In [None]:
import sys
sys.path.insert(0,"..")
from queuerious_detector.preprocessing import *
from queuerious_detector.leak_prevent import deduplicate_and_split
import pandas as pd

#load the data
raw_data = pd.read_csv(
    "../data/raw/aa_dataset-tickets-multi-lang-5-2-50-version.csv")

#combine classes based on previous analysis
class_map = {'Technical Support': 'Technical & IT Support',
    'IT Support': 'Technical & IT Support',
    'Customer Service': 'Customer Service, Returns & Exchanges',
    'Returns and Exchanges': 'Customer Service, Returns & Exchanges'
}

#preprocess the data
preprocessed_df = preprocess_tickets(
    df=raw_data,
    text_fields=["subject", "body"],
    target_col="queue",
    new_target_col="queue_grouped",
    class_map=class_map,
    output_columns=["combined_text", "queue_grouped"]
)

#redact PII from the combined text
preprocessed_df["redacted_text"] = preprocessed_df["combined_text"].apply(redact_pii)

#clean text
preprocessed_df["redacted_text_clean"] = preprocessed_df["redacted_text"].apply(clean_text)

#split and save the data
train_df, val_df, test_df = deduplicate_and_split(
    preprocessed_df,
    text_col="redacted_text_clean",
    target_col="queue_grouped"
)

train_df.to_csv("../data/processed/train_tickets.csv", index=False)
val_df.to_csv("../data/processed/val_tickets.csv", index=False)
test_df.to_csv("../data/processed/test_tickets.csv", index=False)

### Lessons Learned:
1. In viewing the "Answer" column I can see that the data was previously redacted, however it doesn't seem that "body" and "subject" were redacted.

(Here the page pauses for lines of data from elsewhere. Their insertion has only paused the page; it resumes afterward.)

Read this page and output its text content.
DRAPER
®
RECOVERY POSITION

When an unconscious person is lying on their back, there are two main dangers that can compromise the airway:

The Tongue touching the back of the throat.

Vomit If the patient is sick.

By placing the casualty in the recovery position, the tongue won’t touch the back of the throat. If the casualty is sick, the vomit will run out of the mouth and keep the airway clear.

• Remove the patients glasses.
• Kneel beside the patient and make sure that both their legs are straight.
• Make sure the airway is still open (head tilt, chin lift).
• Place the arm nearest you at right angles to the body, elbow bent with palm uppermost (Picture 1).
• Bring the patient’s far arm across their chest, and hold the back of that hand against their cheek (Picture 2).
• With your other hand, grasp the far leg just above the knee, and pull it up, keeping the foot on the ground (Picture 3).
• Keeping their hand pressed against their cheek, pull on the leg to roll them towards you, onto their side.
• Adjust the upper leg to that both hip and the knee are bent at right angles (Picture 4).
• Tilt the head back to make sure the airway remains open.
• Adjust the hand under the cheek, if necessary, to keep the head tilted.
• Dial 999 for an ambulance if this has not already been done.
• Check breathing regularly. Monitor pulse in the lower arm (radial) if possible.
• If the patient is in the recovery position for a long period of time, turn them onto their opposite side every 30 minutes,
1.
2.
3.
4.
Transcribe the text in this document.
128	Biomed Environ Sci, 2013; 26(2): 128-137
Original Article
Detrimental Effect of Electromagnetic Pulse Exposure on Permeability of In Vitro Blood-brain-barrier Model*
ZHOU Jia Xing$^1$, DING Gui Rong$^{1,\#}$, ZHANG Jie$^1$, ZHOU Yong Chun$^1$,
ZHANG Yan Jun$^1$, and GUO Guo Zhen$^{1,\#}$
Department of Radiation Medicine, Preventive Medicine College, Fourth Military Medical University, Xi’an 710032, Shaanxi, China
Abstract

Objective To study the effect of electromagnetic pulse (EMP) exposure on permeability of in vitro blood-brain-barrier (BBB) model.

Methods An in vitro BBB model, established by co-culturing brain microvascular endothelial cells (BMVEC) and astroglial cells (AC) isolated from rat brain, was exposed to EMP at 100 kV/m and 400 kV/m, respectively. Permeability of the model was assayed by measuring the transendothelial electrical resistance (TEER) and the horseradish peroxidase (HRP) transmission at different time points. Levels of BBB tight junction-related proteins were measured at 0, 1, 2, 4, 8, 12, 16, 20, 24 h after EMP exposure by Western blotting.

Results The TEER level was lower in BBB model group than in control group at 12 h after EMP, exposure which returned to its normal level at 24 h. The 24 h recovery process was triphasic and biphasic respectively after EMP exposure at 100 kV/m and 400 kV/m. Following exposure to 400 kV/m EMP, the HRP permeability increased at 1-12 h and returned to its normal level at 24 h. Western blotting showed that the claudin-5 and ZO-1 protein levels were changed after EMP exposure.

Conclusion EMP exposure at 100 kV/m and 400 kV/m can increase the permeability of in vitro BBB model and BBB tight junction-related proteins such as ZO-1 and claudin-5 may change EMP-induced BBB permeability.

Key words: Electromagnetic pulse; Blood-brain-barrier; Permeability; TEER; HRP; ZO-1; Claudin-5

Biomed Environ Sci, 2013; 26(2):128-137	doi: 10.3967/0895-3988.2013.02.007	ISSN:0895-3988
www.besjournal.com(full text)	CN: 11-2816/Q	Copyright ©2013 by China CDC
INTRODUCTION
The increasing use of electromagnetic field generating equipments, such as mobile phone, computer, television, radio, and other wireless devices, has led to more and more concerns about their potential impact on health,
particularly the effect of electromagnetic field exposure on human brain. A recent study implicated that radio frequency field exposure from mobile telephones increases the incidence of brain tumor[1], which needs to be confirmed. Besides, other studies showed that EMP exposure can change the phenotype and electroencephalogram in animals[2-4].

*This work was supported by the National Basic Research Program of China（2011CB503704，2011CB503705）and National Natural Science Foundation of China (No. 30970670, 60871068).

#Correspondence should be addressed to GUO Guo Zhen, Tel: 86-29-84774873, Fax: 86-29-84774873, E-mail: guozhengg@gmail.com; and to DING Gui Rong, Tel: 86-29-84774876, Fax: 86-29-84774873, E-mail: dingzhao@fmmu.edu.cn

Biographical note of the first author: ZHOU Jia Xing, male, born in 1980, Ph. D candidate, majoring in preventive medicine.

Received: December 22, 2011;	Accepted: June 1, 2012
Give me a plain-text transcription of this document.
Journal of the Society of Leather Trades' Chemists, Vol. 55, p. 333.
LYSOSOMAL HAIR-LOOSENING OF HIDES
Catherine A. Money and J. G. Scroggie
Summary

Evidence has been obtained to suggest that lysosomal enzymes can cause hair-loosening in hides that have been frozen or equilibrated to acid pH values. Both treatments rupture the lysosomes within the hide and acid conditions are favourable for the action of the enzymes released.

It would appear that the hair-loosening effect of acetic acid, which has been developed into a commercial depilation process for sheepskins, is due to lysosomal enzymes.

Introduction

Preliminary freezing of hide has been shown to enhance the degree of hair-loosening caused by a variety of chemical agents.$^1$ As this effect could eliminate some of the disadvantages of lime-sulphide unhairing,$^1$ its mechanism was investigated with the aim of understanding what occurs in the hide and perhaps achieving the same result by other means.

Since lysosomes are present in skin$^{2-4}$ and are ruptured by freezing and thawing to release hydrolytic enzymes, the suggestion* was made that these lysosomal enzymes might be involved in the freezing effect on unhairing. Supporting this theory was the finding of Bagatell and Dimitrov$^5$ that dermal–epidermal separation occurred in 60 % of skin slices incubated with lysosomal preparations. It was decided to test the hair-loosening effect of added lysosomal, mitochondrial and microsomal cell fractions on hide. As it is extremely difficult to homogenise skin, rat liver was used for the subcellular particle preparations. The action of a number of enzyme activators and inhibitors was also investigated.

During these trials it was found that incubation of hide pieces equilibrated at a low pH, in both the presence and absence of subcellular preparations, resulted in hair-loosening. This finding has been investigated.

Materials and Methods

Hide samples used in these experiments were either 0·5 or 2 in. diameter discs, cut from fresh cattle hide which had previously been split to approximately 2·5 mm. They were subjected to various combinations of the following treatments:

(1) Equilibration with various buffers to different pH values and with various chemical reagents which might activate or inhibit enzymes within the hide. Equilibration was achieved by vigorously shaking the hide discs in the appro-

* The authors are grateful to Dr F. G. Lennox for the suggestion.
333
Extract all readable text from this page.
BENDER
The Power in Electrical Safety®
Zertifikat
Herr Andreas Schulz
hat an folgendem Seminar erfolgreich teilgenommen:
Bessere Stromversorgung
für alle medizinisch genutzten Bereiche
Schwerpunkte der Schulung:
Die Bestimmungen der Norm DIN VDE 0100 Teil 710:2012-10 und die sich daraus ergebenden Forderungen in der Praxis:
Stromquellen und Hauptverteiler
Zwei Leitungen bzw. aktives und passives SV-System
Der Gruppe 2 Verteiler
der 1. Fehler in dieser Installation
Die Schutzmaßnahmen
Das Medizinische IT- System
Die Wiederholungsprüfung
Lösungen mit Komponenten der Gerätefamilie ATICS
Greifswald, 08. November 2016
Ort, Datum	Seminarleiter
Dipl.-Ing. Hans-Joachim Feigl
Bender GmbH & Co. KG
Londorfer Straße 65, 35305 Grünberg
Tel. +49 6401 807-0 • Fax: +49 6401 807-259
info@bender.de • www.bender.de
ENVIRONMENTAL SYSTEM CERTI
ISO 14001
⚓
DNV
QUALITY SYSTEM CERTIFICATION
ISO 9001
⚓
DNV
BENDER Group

2. The redaction function will get added to the pipeline to help reduce pii in new data (production)

3. I experimented the spacy Small models but had too many misclassifications, the Large models seem to perform better.

4. One thing that increases missclassifications is the lack of context - for example the "subject" column alone may be too short for NER to be effective. I decided to combine the "subject" and "body" columns.

5. Sometimes product is misclassified by Spacy NER - it's recognized as person entity

6. One enhancement I would make is translation - the traslation function takes hours to implement since we have 12k german records.